The Lake Chapala Jewish Congregation will celebrate High Holy Day services in the next few weeks at the synagogue at Santa Margarita 113, Riberas del Pilar. All are welcome.
Rosh Hashanah will be celebrated Sunday, September 29, 6 p.m.; Monday, September 30, 10 a.m. and Tuesday, October 1, 10 a.m.
Tashlikh will be celebrated Monday, September 30, 1:30 p.m. on the Ajijic Malecon Pier
Kol Nidre is celebrated Tuesday, October 8, 6 p.m.
Yom Kippur is celebrated Wednesday, October 9, 10 a.m. and an afternoon service on the same day is at 4 p.m.
Neilah and Break the Fast are celebrated Wednesday, October 9, 5:30 p.m.
There are now fees for attending High Holy Day services.

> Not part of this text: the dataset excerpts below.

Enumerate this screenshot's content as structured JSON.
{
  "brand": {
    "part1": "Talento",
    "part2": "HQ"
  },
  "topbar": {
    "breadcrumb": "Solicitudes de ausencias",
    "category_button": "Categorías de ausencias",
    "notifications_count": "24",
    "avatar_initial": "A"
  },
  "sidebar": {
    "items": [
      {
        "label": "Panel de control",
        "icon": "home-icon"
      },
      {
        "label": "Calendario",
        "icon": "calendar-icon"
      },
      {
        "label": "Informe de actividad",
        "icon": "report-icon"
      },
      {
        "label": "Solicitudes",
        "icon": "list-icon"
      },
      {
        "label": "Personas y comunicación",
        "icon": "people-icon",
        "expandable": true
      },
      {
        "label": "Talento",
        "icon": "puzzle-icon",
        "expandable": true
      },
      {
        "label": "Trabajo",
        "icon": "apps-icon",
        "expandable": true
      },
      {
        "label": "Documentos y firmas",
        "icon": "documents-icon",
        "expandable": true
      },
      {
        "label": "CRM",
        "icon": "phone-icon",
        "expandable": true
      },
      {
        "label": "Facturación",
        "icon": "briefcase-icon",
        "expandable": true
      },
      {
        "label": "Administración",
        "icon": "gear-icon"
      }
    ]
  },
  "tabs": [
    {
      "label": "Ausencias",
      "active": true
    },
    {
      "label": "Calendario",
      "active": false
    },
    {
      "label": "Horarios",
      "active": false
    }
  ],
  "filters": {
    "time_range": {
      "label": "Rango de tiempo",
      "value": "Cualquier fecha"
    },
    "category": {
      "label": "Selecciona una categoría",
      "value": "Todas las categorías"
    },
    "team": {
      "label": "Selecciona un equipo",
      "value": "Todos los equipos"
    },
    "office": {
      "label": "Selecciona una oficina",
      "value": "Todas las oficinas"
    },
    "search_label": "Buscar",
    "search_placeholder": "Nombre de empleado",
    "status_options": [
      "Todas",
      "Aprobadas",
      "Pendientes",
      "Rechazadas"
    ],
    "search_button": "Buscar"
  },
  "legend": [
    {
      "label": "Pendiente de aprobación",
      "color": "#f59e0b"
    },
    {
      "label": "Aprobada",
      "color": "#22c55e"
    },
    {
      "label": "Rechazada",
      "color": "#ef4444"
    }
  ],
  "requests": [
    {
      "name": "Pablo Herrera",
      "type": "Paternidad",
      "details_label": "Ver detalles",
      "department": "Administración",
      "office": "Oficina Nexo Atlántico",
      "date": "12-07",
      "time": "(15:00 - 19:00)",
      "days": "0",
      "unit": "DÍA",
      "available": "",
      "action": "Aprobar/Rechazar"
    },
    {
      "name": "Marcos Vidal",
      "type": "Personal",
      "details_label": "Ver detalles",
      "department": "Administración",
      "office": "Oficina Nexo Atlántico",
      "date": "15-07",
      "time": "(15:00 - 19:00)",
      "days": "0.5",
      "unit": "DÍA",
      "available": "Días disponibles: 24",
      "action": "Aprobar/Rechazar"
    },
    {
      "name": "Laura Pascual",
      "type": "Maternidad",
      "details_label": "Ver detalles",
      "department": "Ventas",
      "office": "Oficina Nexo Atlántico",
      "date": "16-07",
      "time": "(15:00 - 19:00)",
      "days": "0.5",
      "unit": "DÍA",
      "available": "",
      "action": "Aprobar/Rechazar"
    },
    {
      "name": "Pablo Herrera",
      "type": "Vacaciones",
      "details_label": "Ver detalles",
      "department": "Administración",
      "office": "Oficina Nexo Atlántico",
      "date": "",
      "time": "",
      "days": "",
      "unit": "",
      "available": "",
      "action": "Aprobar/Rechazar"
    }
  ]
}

Rosh Hashanah, (one of Judaism’s holiest days) commemorates God’s creation of the world. It marks the beginning of the Days of Awe — the most sacred annual period in Judaism — a ten-day period of introspection and repentance that culminates in Yom Kippur.
According to tradition, God judges all creatures during the 10 Days of Awe between Rosh Hashanah and Yom Kippur. Jewish law teaches that God inscribes the names of the righteous in the “book of life” and condemns the wicked to death; people who fall between the two categories have until Yom Kippur to perform “teshuvah” or repentance.
The two-day holiday of Rosh Hashanah is the head of the Jewish year. A delicate blend of joy and solemnity, feasting, prayer and inspiration make up the spiritually charged head of the Jewish year.
The sounding of a shofar, a trumpet made from a ram’s horn, proclaims Rosh Hashanah. The ancient instrument’s cry serves as a call to repentance and a reminder to Jews that God is their king. A festive meal steeped in symbolism and tradition is shared with family and friends. Typically, a blessing will be said over two loaves of bread know as challah. The round shape symbolizes a crown, a reminder of the kingship of God. It also stands for the circle of life, and the hope that our lives endure without end. Apples dipped in honey, another RH tradition symbolizes the hope for a sweet year.
Yom Kippur, the Day of Atonement — is considered the most important holiday in the Jewish faith. It is the holiest day of the year – the day on which we are closest to God and to the quintessence of our own souls. It is the Day of Atonement: For on this day He will forgive you, to purify you, that you be cleansed from all your sins before God. (Leviticus 16:30) It marks the culmination of the 10 Days of Awe. It begins on the evening of October 8. For nearly 26 hours – from several minutes before sunset on October 8 to after nightfall on October 9 – we “afflict our souls”: we abstain from food and drink, do not wash or anoint our bodies, do not wear leather footwear. Instead, our time is spent in prayer to God.